Friday, March, 13 2026 - The Central Bank of Nigeria has introduced new regulations aimed at strengthening the security of instant payment services and giving customers greater control over digital transactions such as mobile and internet banking.
The measures were announced in a circular dated March 12 and
signed by Musa Jimoh. The guidelines will take effect on July 1 and apply to
all banks and payment service providers operating in Nigeria.
According to the regulator, the new rules are designed to
reduce fraud risks and enhance security across Nigeria’s growing digital
payment ecosystem.
One of the key provisions allows customers to decide whether
they want instant payment services enabled on their accounts. Financial
institutions must now provide users with the option to opt in or opt out of
instant payment services at any time.
The CBN stated: “Customers shall have the option to opt-out
of/opt-in to IP service at any time and for any given period. This process
shall be subject to Multi-Factor Authentication (MFA) control. Default setting
shall be Opt-in upon on-boarding a new customer.” The circular also explains
that when a customer chooses to opt out of instant payment services, online
transfers will be temporarily disabled.
“In the opt-out mode, a customer shall not be able to carry
out online instant transfer of funds (intra or inter) from his/her account to
another customer. However, customer can physically visit the financial
institution to effect transfer during this period.”
The new framework also allows customers to adjust
transaction limits within the existing regulatory caps of ₦25 million for
individuals and ₦250 million for corporate accounts, provided banks carry out
proper risk assessments before approving any changes. The circular states: “Any
such adjustment shall be subject to enhanced due diligence and appropriate risk
assessment by the financial institution.”

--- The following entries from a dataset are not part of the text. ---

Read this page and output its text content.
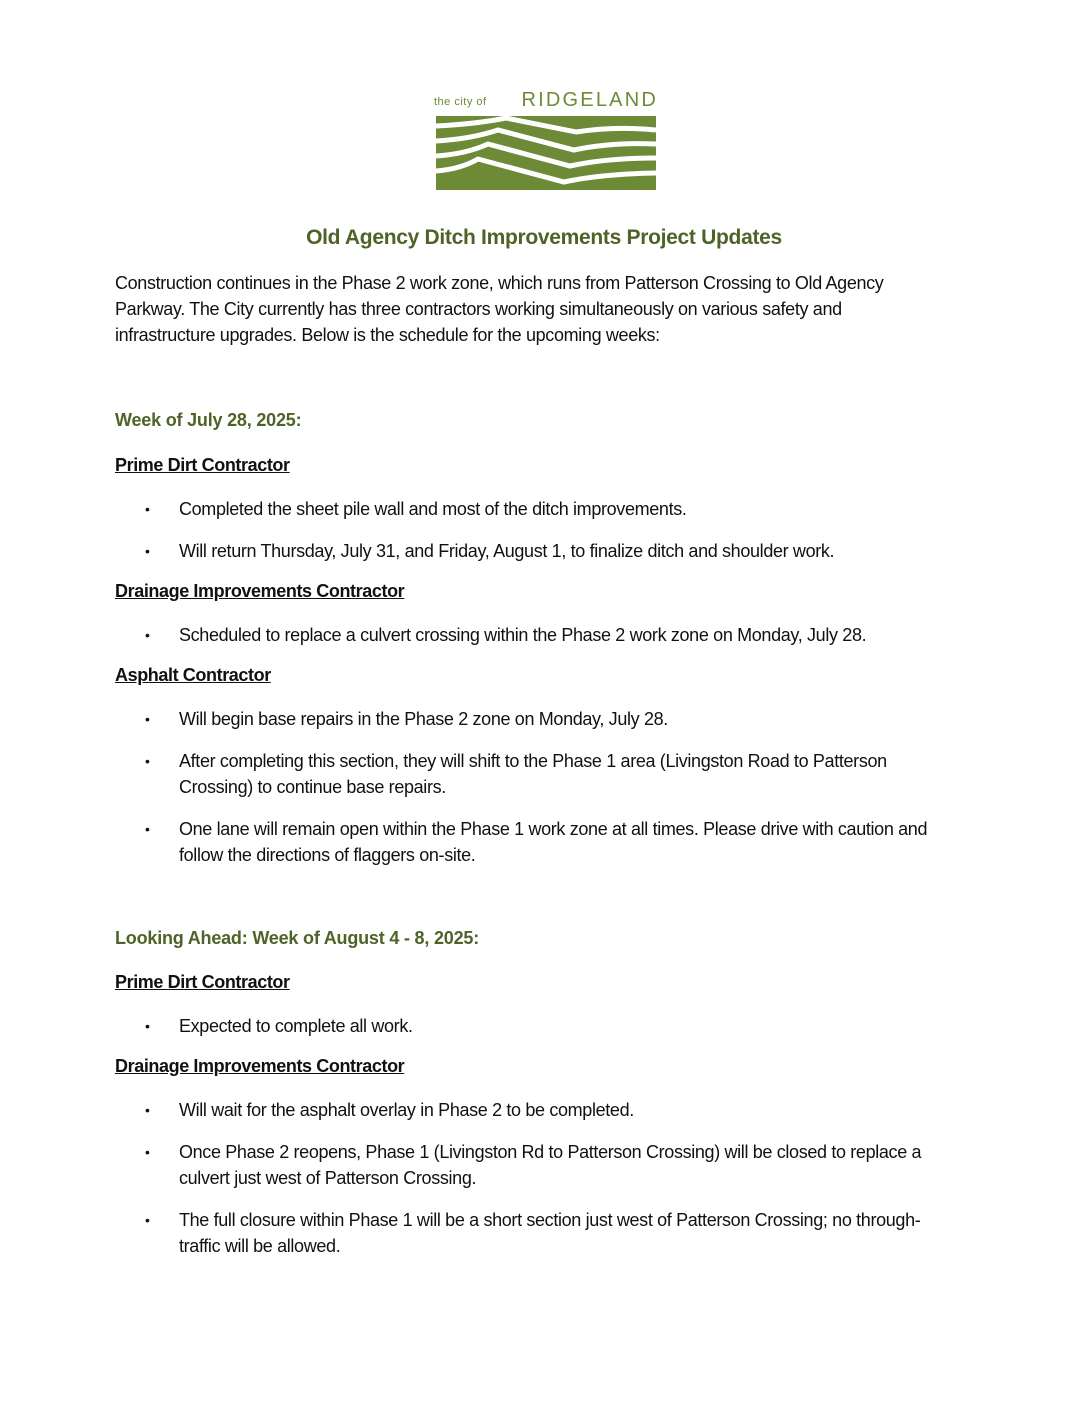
the city of RIDGELAND
Old Agency Ditch Improvements Project Updates
Construction continues in the Phase 2 work zone, which runs from Patterson Crossing to Old Agency Parkway. The City currently has three contractors working simultaneously on various safety and infrastructure upgrades. Below is the schedule for the upcoming weeks:
Week of July 28, 2025:
Prime Dirt Contractor
•	Completed the sheet pile wall and most of the ditch improvements.
•	Will return Thursday, July 31, and Friday, August 1, to finalize ditch and shoulder work.
Drainage Improvements Contractor
•	Scheduled to replace a culvert crossing within the Phase 2 work zone on Monday, July 28.
Asphalt Contractor
•	Will begin base repairs in the Phase 2 zone on Monday, July 28.
•	After completing this section, they will shift to the Phase 1 area (Livingston Road to Patterson Crossing) to continue base repairs.
•	One lane will remain open within the Phase 1 work zone at all times. Please drive with caution and follow the directions of flaggers on-site.
Looking Ahead: Week of August 4 - 8, 2025:
Prime Dirt Contractor
•	Expected to complete all work.
Drainage Improvements Contractor
•	Will wait for the asphalt overlay in Phase 2 to be completed.
•	Once Phase 2 reopens, Phase 1 (Livingston Rd to Patterson Crossing) will be closed to replace a culvert just west of Patterson Crossing.
•	The full closure within Phase 1 will be a short section just west of Patterson Crossing; no through-traffic will be allowed.
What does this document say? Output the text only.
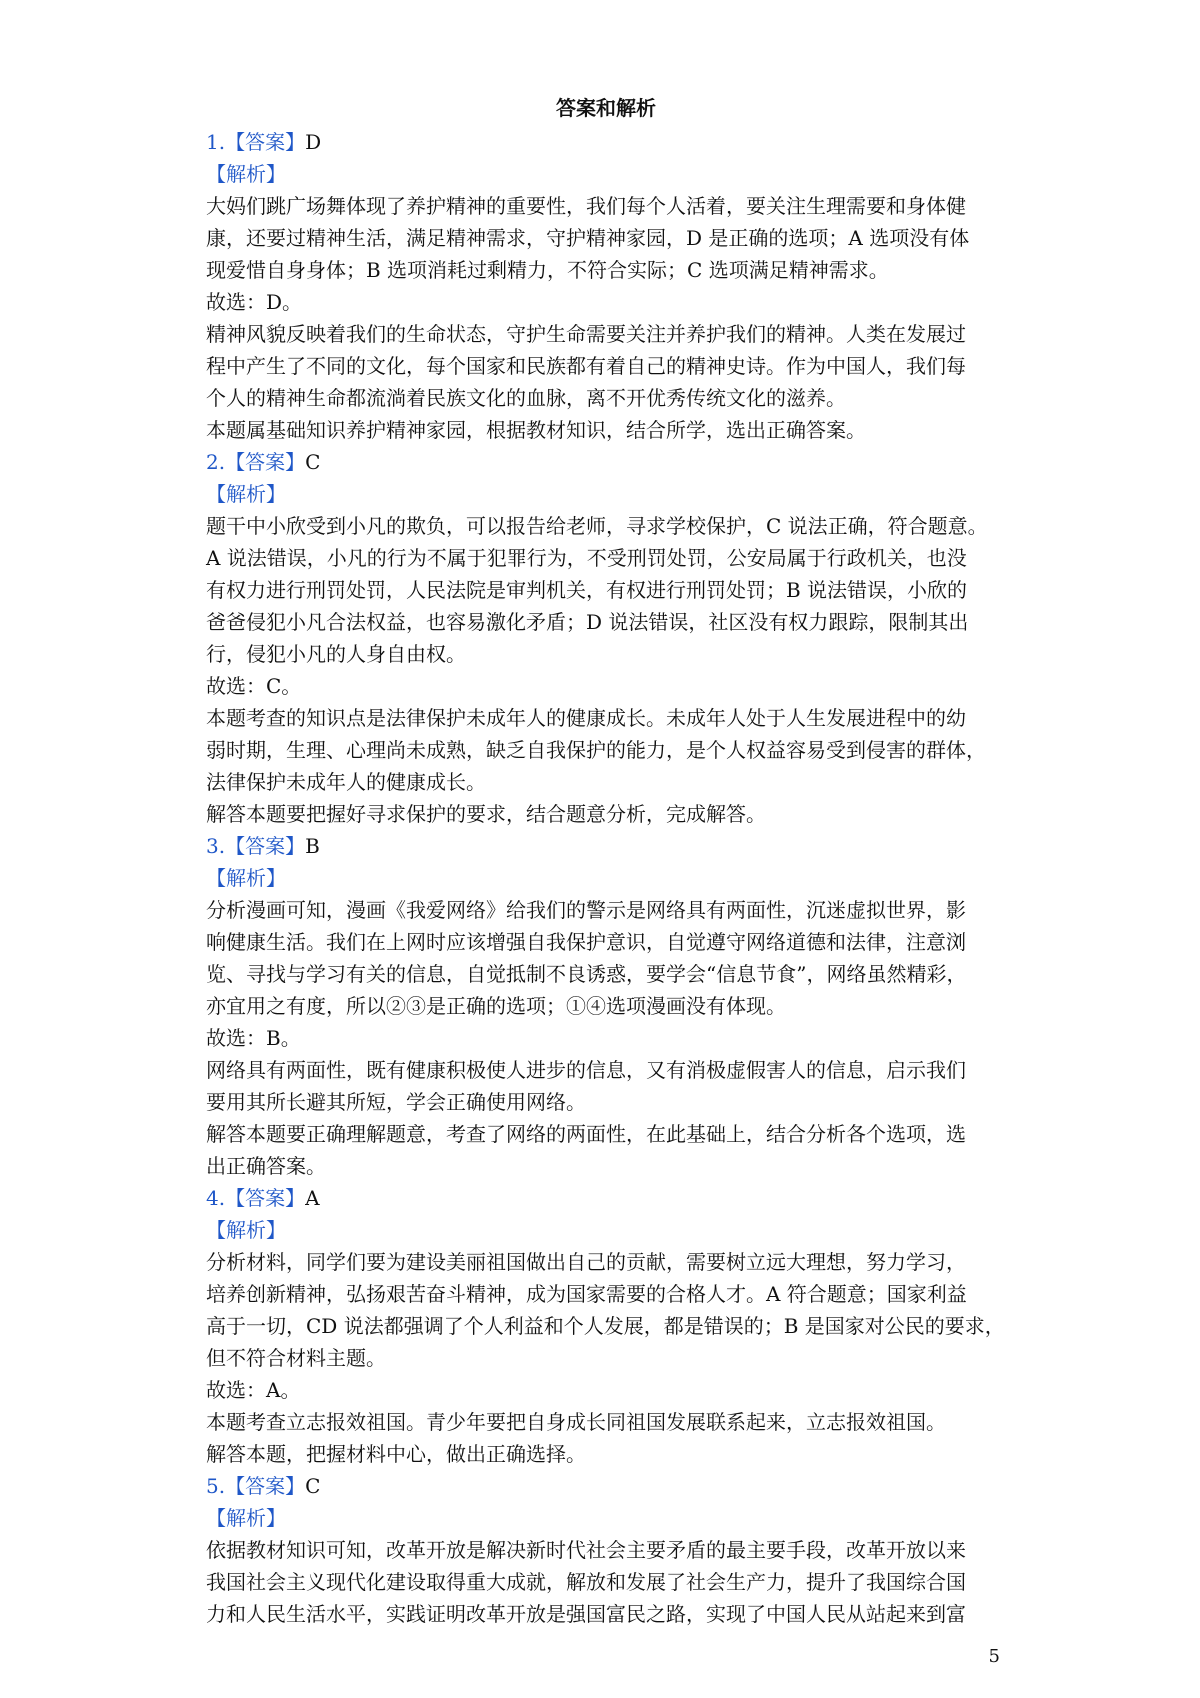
答案和解析

1.【答案】D

【解析】

大妈们跳广场舞体现了养护精神的重要性，我们每个人活着，要关注生理需要和身体健

康，还要过精神生活，满足精神需求，守护精神家园，D 是正确的选项；A 选项没有体

现爱惜自身身体；B 选项消耗过剩精力，不符合实际；C 选项满足精神需求。

故选：D。

精神风貌反映着我们的生命状态，守护生命需要关注并养护我们的精神。人类在发展过

程中产生了不同的文化，每个国家和民族都有着自己的精神史诗。作为中国人，我们每

个人的精神生命都流淌着民族文化的血脉，离不开优秀传统文化的滋养。

本题属基础知识养护精神家园，根据教材知识，结合所学，选出正确答案。

2.【答案】C

【解析】

题干中小欣受到小凡的欺负，可以报告给老师，寻求学校保护，C 说法正确，符合题意。

A 说法错误，小凡的行为不属于犯罪行为，不受刑罚处罚，公安局属于行政机关，也没

有权力进行刑罚处罚，人民法院是审判机关，有权进行刑罚处罚；B 说法错误，小欣的

爸爸侵犯小凡合法权益，也容易激化矛盾；D 说法错误，社区没有权力跟踪，限制其出

行，侵犯小凡的人身自由权。

故选：C。

本题考查的知识点是法律保护未成年人的健康成长。未成年人处于人生发展进程中的幼

弱时期，生理、心理尚未成熟，缺乏自我保护的能力，是个人权益容易受到侵害的群体，

法律保护未成年人的健康成长。

解答本题要把握好寻求保护的要求，结合题意分析，完成解答。

3.【答案】B

【解析】

分析漫画可知，漫画《我爱网络》给我们的警示是网络具有两面性，沉迷虚拟世界，影

响健康生活。我们在上网时应该增强自我保护意识，自觉遵守网络道德和法律，注意浏

览、寻找与学习有关的信息，自觉抵制不良诱惑，要学会“信息节食”，网络虽然精彩，

亦宜用之有度，所以②③是正确的选项；①④选项漫画没有体现。

故选：B。

网络具有两面性，既有健康积极使人进步的信息，又有消极虚假害人的信息，启示我们

要用其所长避其所短，学会正确使用网络。

解答本题要正确理解题意，考查了网络的两面性，在此基础上，结合分析各个选项，选

出正确答案。

4.【答案】A

【解析】

分析材料，同学们要为建设美丽祖国做出自己的贡献，需要树立远大理想，努力学习，

培养创新精神，弘扬艰苦奋斗精神，成为国家需要的合格人才。A 符合题意；国家利益

高于一切，CD 说法都强调了个人利益和个人发展，都是错误的；B 是国家对公民的要求，

但不符合材料主题。

故选：A。

本题考查立志报效祖国。青少年要把自身成长同祖国发展联系起来，立志报效祖国。

解答本题，把握材料中心，做出正确选择。

5.【答案】C

【解析】

依据教材知识可知，改革开放是解决新时代社会主要矛盾的最主要手段，改革开放以来

我国社会主义现代化建设取得重大成就，解放和发展了社会生产力，提升了我国综合国

力和人民生活水平，实践证明改革开放是强国富民之路，实现了中国人民从站起来到富

5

It further notes: “The new transaction limit shall take
effect immediately upon successful completion of multi-factor authentication
(customer consent).” In addition to these controls, the CBN has directed
financial institutions to deploy enterprise-level fraud monitoring systems
capable of tracking inflows and outflows to detect suspicious activity.
Banks are also required to strengthen identity verification
processes. Online account openings and reactivations must include liveness
checks against the Bank Verification Number and National Identification Number
databases.
Liveness checks require users to prove they are physically
present by performing actions such as blinking, speaking, smiling or turning
their heads during identity verification. For mobile banking applications, the
regulator has introduced a device binding requirement to prevent simultaneous
access from multiple devices.
The CBN explained: “Binding Mobile financial services
applications (apps) shall only be enabled on one device at a time, and
customers cannot operate the apps concurrently on multiple devices.” The
circular adds that switching to a new device will require full
re-authentication.
“Migration to another device shall trigger automatic
re-activation and authentication.” The regulator also introduced temporary
transaction limits for newly activated mobile banking apps.
“For new accounts, transaction limits (inflow and outflow)
shall be imposed on a newly activated mobile financial services app in the
first 24-hours of activation… subject to a maximum transaction limit of
₦20,000.00.”
The same restriction applies when existing users activate
the mobile app on a new device. For internet banking, first-time login from a
new device must also undergo additional multi-factor authentication checks.
According to the CBN, the new rules represent the minimum
standard for instant payment systems in Nigeria and are part of ongoing efforts
to “enhance customer protection, strengthen fraud detection, and improve
control over digital payment services.